If this passage speaks to me as the son of one of these “monuments without inscriptions,” a second passage now in my commonplace book speaks to anyone who wishes to take the past seriously. Much earlier in the novel, Hannah shares some of what went through her mind after news arrived of the death of her first husband, Virgil:

Grieved as I was, half destroyed as I sometimes felt myself to be, I didn’t get mad about Virgil’s death. Who was there to get mad at? It would be like getting mad at the world, or at God. What made me mad, and still does, were the people who took it on themselves to speak for him after he was dead. I dislike for the dead to be made to agree with whatever some powerful living person wants to say. Was Virgil a hero? In his dying was he willing to die, or glad to sacrifice his life? Is the life and freedom of the living a satisfactory payment to the dead in war for their dying? Would Virgil think so? I have imagined that he would. But I don’t know. Who can speak for the dead? . . .

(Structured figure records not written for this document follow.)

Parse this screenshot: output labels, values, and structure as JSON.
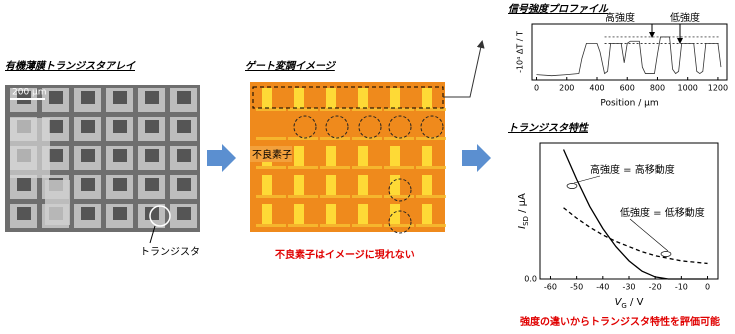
{
  "panels": {
    "array": {
      "title": "有機薄膜トランジスタアレイ",
      "scale": "200 μm",
      "callout": "トランジスタ"
    },
    "image": {
      "title": "ゲート変調イメージ",
      "callout": "不良素子",
      "note": "不良素子はイメージに現れない"
    },
    "profile_title": "信号強度プロファイル",
    "transfer_title": "トランジスタ特性",
    "conclusion": "強度の違いからトランジスタ特性を評価可能"
  },
  "chart_data": [
    {
      "type": "line",
      "xlabel": "Position / μm",
      "ylabel": "-10⁴ ΔT / T",
      "x": [
        0,
        100,
        200,
        280,
        300,
        330,
        400,
        420,
        450,
        470,
        490,
        560,
        580,
        600,
        620,
        680,
        700,
        720,
        780,
        800,
        820,
        880,
        900,
        920,
        940,
        960,
        1040,
        1060,
        1080,
        1100,
        1120,
        1200,
        1220
      ],
      "series": [
        {
          "color": "#333333",
          "values": [
            0.25,
            0.2,
            0.25,
            0.3,
            1.0,
            1.7,
            1.7,
            1.3,
            0.3,
            0.4,
            1.7,
            1.7,
            0.8,
            1.7,
            1.8,
            1.8,
            0.6,
            0.3,
            0.3,
            1.2,
            2.0,
            2.0,
            0.5,
            0.3,
            0.4,
            1.7,
            1.7,
            0.4,
            0.3,
            0.4,
            1.7,
            1.7,
            0.6
          ]
        }
      ],
      "reference_lines": [
        2.0,
        1.7
      ],
      "annotations": [
        "高強度",
        "低強度"
      ],
      "xlim": [
        -30,
        1260
      ],
      "ylim": [
        0,
        2.6
      ],
      "xticks": [
        0,
        200,
        400,
        600,
        800,
        1000,
        1200
      ]
    },
    {
      "type": "line",
      "xlabel": {
        "main": "V",
        "sub": "G",
        "unit": " / V"
      },
      "ylabel": {
        "main": "I",
        "sub": "SD",
        "unit": " / μA"
      },
      "x": [
        -55,
        -50,
        -45,
        -40,
        -35,
        -30,
        -25,
        -20,
        -15,
        -10,
        -5,
        0
      ],
      "series": [
        {
          "name": "高強度 = 高移動度",
          "color": "#000000",
          "dash": false,
          "values": [
            1.0,
            0.77,
            0.56,
            0.39,
            0.25,
            0.14,
            0.06,
            0.016,
            0,
            0,
            0,
            0
          ]
        },
        {
          "name": "低強度 = 低移動度",
          "color": "#000000",
          "dash": true,
          "values": [
            0.55,
            0.47,
            0.4,
            0.34,
            0.29,
            0.25,
            0.21,
            0.18,
            0.16,
            0.14,
            0.13,
            0.12
          ]
        }
      ],
      "xlim": [
        -64,
        4
      ],
      "ylim": [
        0,
        1.05
      ],
      "xticks": [
        -60,
        -50,
        -40,
        -30,
        -20,
        -10,
        0
      ],
      "yticks": [
        {
          "value": 0,
          "label": "0.0"
        }
      ]
    }
  ]
}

It’s a powerful question. Who, indeed, can speak for the dead? In a sense, this is exactly what the historian is called to do, to resurrect the dead and give them voice again. And yet, as Hannah realizes, in our fallenness we will be sorely tempted to make the dead agree with us, to speak for us rather than to us. None of us is exempt. It is a temptation that Christians face just as strongly as the most ideologically driven “revisionist.” And when we succumb to it, however noble our motives, Hannah reminds us that what we are doing is preying on the weak. “I don’t mean to be quarrelsome,” she concludes, “but the dead are helpless. . . . The living must protect the dead.”